Fail Facts: 400. Marburger Niederlage in der Bundesliga nach dem Wiederaufstieg 1992 (834 Spiele, 433 Siege, 1 Unentschieden). / Mit sieben Spielen Marburgs längste Niederlagenserie (letzter Sieg am 14.01.2024, 80:65 in Weißenfels) in der Bundesliga seit 21.12.2019 und die längste zum Ende einer Bundesliga-Hauptrunde seit dem Wiederaufstieg 1992 – allerdings kamen vier der sieben Niederlagen mit vier oder weniger Punkten Differenz. / Marburg schließt zwei Jahre in Folge die Bundesliga-Hauptrunde mit weniger als sieben Siegen ab, zum ersten Mal seit 1994 (3:19, Platz 11) und 1995 (4:18, Platz 10).
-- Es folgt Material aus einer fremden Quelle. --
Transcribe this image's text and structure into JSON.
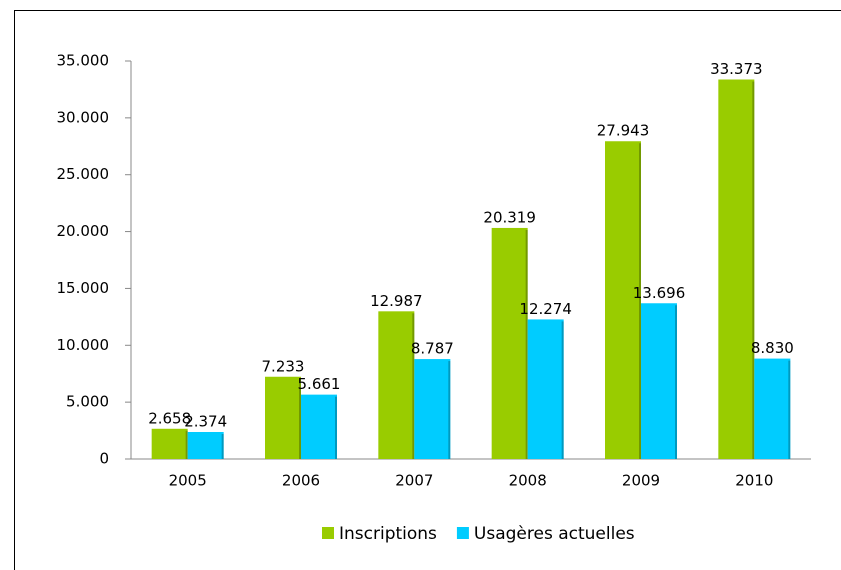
{
  "chart_data": {
    "type": "bar",
    "categories": [
      "2005",
      "2006",
      "2007",
      "2008",
      "2009",
      "2010"
    ],
    "series": [
      {
        "name": "Inscriptions",
        "color": "#99cc00",
        "values": [
          2658,
          7233,
          12987,
          20319,
          27943,
          33373
        ],
        "value_labels": [
          "2.658",
          "7.233",
          "12.987",
          "20.319",
          "27.943",
          "33.373"
        ]
      },
      {
        "name": "Usagères actuelles",
        "color": "#00ccff",
        "values": [
          2374,
          5661,
          8787,
          12274,
          13696,
          8830
        ],
        "value_labels": [
          "2.374",
          "5.661",
          "8.787",
          "12.274",
          "13.696",
          "8.830"
        ]
      }
    ],
    "ylim": [
      0,
      35000
    ],
    "yticks": [
      0,
      {
        "value": 5000,
        "label": "5.000"
      },
      {
        "value": 10000,
        "label": "10.000"
      },
      {
        "value": 15000,
        "label": "15.000"
      },
      {
        "value": 20000,
        "label": "20.000"
      },
      {
        "value": 25000,
        "label": "25.000"
      },
      {
        "value": 30000,
        "label": "30.000"
      },
      {
        "value": 35000,
        "label": "35.000"
      }
    ],
    "grid": false,
    "legend": "bottom"
  }
}
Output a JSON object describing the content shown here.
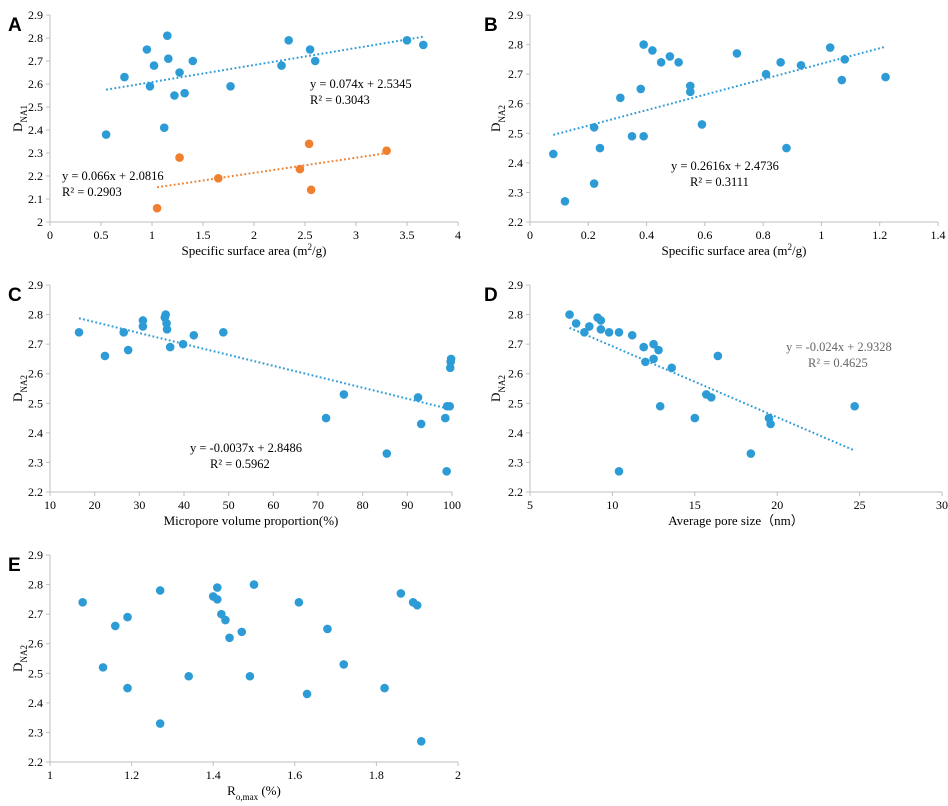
{
  "colors": {
    "blue": "#2C9BD6",
    "orange": "#F07F2E",
    "axis": "#BFBFBF"
  },
  "chart_data": [
    {
      "type": "scatter",
      "panel": "A",
      "xlabel": "Specific surface area (m",
      "xlabel_sup": "2",
      "xlabel_tail": "/g)",
      "ylabel": "D",
      "ylabel_sub": "NA1",
      "xlim": [
        0,
        4
      ],
      "ylim": [
        2,
        2.9
      ],
      "xticks": [
        "0",
        "0.5",
        "1",
        "1.5",
        "2",
        "2.5",
        "3",
        "3.5",
        "4"
      ],
      "yticks": [
        "2",
        "2.1",
        "2.2",
        "2.3",
        "2.4",
        "2.5",
        "2.6",
        "2.7",
        "2.8",
        "2.9"
      ],
      "series": [
        {
          "name": "blue",
          "color": "#2C9BD6",
          "x": [
            0.55,
            0.73,
            0.95,
            0.98,
            1.02,
            1.12,
            1.15,
            1.16,
            1.22,
            1.27,
            1.32,
            1.4,
            1.77,
            2.27,
            2.34,
            2.55,
            2.6,
            3.5,
            3.66
          ],
          "y": [
            2.38,
            2.63,
            2.75,
            2.59,
            2.68,
            2.41,
            2.81,
            2.71,
            2.55,
            2.65,
            2.56,
            2.7,
            2.59,
            2.68,
            2.79,
            2.75,
            2.7,
            2.79,
            2.77
          ],
          "trend": {
            "slope": 0.074,
            "intercept": 2.5345,
            "x_range": [
              0.55,
              3.66
            ],
            "equation": "y = 0.074x + 2.5345",
            "r2": "R² = 0.3043"
          }
        },
        {
          "name": "orange",
          "color": "#F07F2E",
          "x": [
            1.05,
            1.27,
            1.65,
            2.45,
            2.54,
            2.56,
            3.3
          ],
          "y": [
            2.06,
            2.28,
            2.19,
            2.23,
            2.34,
            2.14,
            2.31
          ],
          "trend": {
            "slope": 0.066,
            "intercept": 2.0816,
            "x_range": [
              1.05,
              3.3
            ],
            "equation": "y = 0.066x + 2.0816",
            "r2": "R² = 0.2903"
          }
        }
      ]
    },
    {
      "type": "scatter",
      "panel": "B",
      "xlabel": "Specific surface area (m",
      "xlabel_sup": "2",
      "xlabel_tail": "/g)",
      "ylabel": "D",
      "ylabel_sub": "NA2",
      "xlim": [
        0,
        1.4
      ],
      "ylim": [
        2.2,
        2.9
      ],
      "xticks": [
        "0",
        "0.2",
        "0.4",
        "0.6",
        "0.8",
        "1",
        "1.2",
        "1.4"
      ],
      "yticks": [
        "2.2",
        "2.3",
        "2.4",
        "2.5",
        "2.6",
        "2.7",
        "2.8",
        "2.9"
      ],
      "series": [
        {
          "name": "blue",
          "color": "#2C9BD6",
          "x": [
            0.08,
            0.12,
            0.22,
            0.22,
            0.24,
            0.31,
            0.35,
            0.38,
            0.39,
            0.39,
            0.42,
            0.45,
            0.48,
            0.51,
            0.55,
            0.55,
            0.59,
            0.71,
            0.81,
            0.86,
            0.88,
            0.93,
            1.03,
            1.07,
            1.08,
            1.22
          ],
          "y": [
            2.43,
            2.27,
            2.52,
            2.33,
            2.45,
            2.62,
            2.49,
            2.65,
            2.49,
            2.8,
            2.78,
            2.74,
            2.76,
            2.74,
            2.66,
            2.64,
            2.53,
            2.77,
            2.7,
            2.74,
            2.45,
            2.73,
            2.79,
            2.68,
            2.75,
            2.69
          ],
          "trend": {
            "slope": 0.2616,
            "intercept": 2.4736,
            "x_range": [
              0.08,
              1.22
            ],
            "equation": "y = 0.2616x + 2.4736",
            "r2": "R² = 0.3111"
          }
        }
      ]
    },
    {
      "type": "scatter",
      "panel": "C",
      "xlabel": "Micropore volume proportion(%)",
      "ylabel": "D",
      "ylabel_sub": "NA2",
      "xlim": [
        10,
        100
      ],
      "ylim": [
        2.2,
        2.9
      ],
      "xticks": [
        "10",
        "20",
        "30",
        "40",
        "50",
        "60",
        "70",
        "80",
        "90",
        "100"
      ],
      "yticks": [
        "2.2",
        "2.3",
        "2.4",
        "2.5",
        "2.6",
        "2.7",
        "2.8",
        "2.9"
      ],
      "series": [
        {
          "name": "blue",
          "color": "#2C9BD6",
          "x": [
            16.5,
            22.3,
            26.5,
            27.5,
            30.8,
            30.8,
            35.7,
            35.9,
            36.1,
            36.2,
            36.9,
            39.8,
            42.2,
            48.8,
            71.8,
            75.8,
            85.4,
            92.4,
            93.1,
            98.5,
            98.8,
            98.9,
            99.5,
            99.6,
            99.7,
            99.8
          ],
          "y": [
            2.74,
            2.66,
            2.74,
            2.68,
            2.76,
            2.78,
            2.79,
            2.8,
            2.77,
            2.75,
            2.69,
            2.7,
            2.73,
            2.74,
            2.45,
            2.53,
            2.33,
            2.52,
            2.43,
            2.45,
            2.27,
            2.49,
            2.49,
            2.62,
            2.64,
            2.65
          ],
          "trend": {
            "slope": -0.0037,
            "intercept": 2.8486,
            "x_range": [
              16.5,
              99.8
            ],
            "equation": "y = -0.0037x + 2.8486",
            "r2": "R² = 0.5962"
          }
        }
      ]
    },
    {
      "type": "scatter",
      "panel": "D",
      "xlabel": "Average pore size（nm）",
      "ylabel": "D",
      "ylabel_sub": "NA2",
      "xlim": [
        5,
        30
      ],
      "ylim": [
        2.2,
        2.9
      ],
      "xticks": [
        "5",
        "10",
        "15",
        "20",
        "25",
        "30"
      ],
      "yticks": [
        "2.2",
        "2.3",
        "2.4",
        "2.5",
        "2.6",
        "2.7",
        "2.8",
        "2.9"
      ],
      "series": [
        {
          "name": "blue",
          "color": "#2C9BD6",
          "x": [
            7.4,
            7.8,
            8.3,
            8.6,
            9.1,
            9.3,
            9.3,
            9.8,
            10.4,
            11.2,
            11.9,
            12.0,
            12.5,
            12.5,
            12.8,
            12.9,
            13.6,
            15.0,
            15.7,
            16.0,
            16.4,
            18.4,
            19.5,
            19.6,
            24.7,
            10.4
          ],
          "y": [
            2.8,
            2.77,
            2.74,
            2.76,
            2.79,
            2.78,
            2.75,
            2.74,
            2.74,
            2.73,
            2.69,
            2.64,
            2.7,
            2.65,
            2.68,
            2.49,
            2.62,
            2.45,
            2.53,
            2.52,
            2.66,
            2.33,
            2.45,
            2.43,
            2.49,
            2.27
          ],
          "trend": {
            "slope": -0.024,
            "intercept": 2.9328,
            "x_range": [
              7.4,
              24.7
            ],
            "equation": "y = -0.024x + 2.9328",
            "r2": "R² = 0.4625"
          }
        }
      ]
    },
    {
      "type": "scatter",
      "panel": "E",
      "xlabel": "R",
      "xlabel_sub": "o,max",
      "xlabel_tail": " (%)",
      "ylabel": "D",
      "ylabel_sub": "NA2",
      "xlim": [
        1,
        2
      ],
      "ylim": [
        2.2,
        2.9
      ],
      "xticks": [
        "1",
        "1.2",
        "1.4",
        "1.6",
        "1.8",
        "2"
      ],
      "yticks": [
        "2.2",
        "2.3",
        "2.4",
        "2.5",
        "2.6",
        "2.7",
        "2.8",
        "2.9"
      ],
      "series": [
        {
          "name": "blue",
          "color": "#2C9BD6",
          "x": [
            1.08,
            1.13,
            1.16,
            1.19,
            1.19,
            1.27,
            1.27,
            1.34,
            1.4,
            1.41,
            1.41,
            1.42,
            1.43,
            1.44,
            1.47,
            1.49,
            1.5,
            1.61,
            1.63,
            1.68,
            1.72,
            1.82,
            1.86,
            1.89,
            1.9,
            1.91
          ],
          "y": [
            2.74,
            2.52,
            2.66,
            2.69,
            2.45,
            2.78,
            2.33,
            2.49,
            2.76,
            2.79,
            2.75,
            2.7,
            2.68,
            2.62,
            2.64,
            2.49,
            2.8,
            2.74,
            2.43,
            2.65,
            2.53,
            2.45,
            2.77,
            2.74,
            2.73,
            2.27
          ]
        }
      ]
    }
  ]
}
Damals wurde jeweils in der Abstiegsrunde der Klassenerhalt gesichert, die es inzwischen nicht mehr gibt.

 

Playoff-Viertelfinale

(ab dem 22. März, „Best of five“):

Alba Berlin (1. nach der Hauptrunde) – Saarlouis Royals (8)

Rutronik Stars Keltern (2) – Eisvögel USC Freiburg (7)

TK Hannover Luchse (3) – Giro-Live- Panthers Osnabrück (6)

Gisa Lions MBC (4) – Eigner Angels Nördlingen (5)

Ausgeschieden: Herner TC (9), Medical Instinct Veilchen Göttingen (10).

Sportliche Absteiger: BC Pharmaserv Marburg (11), Wings Leverkusen (12).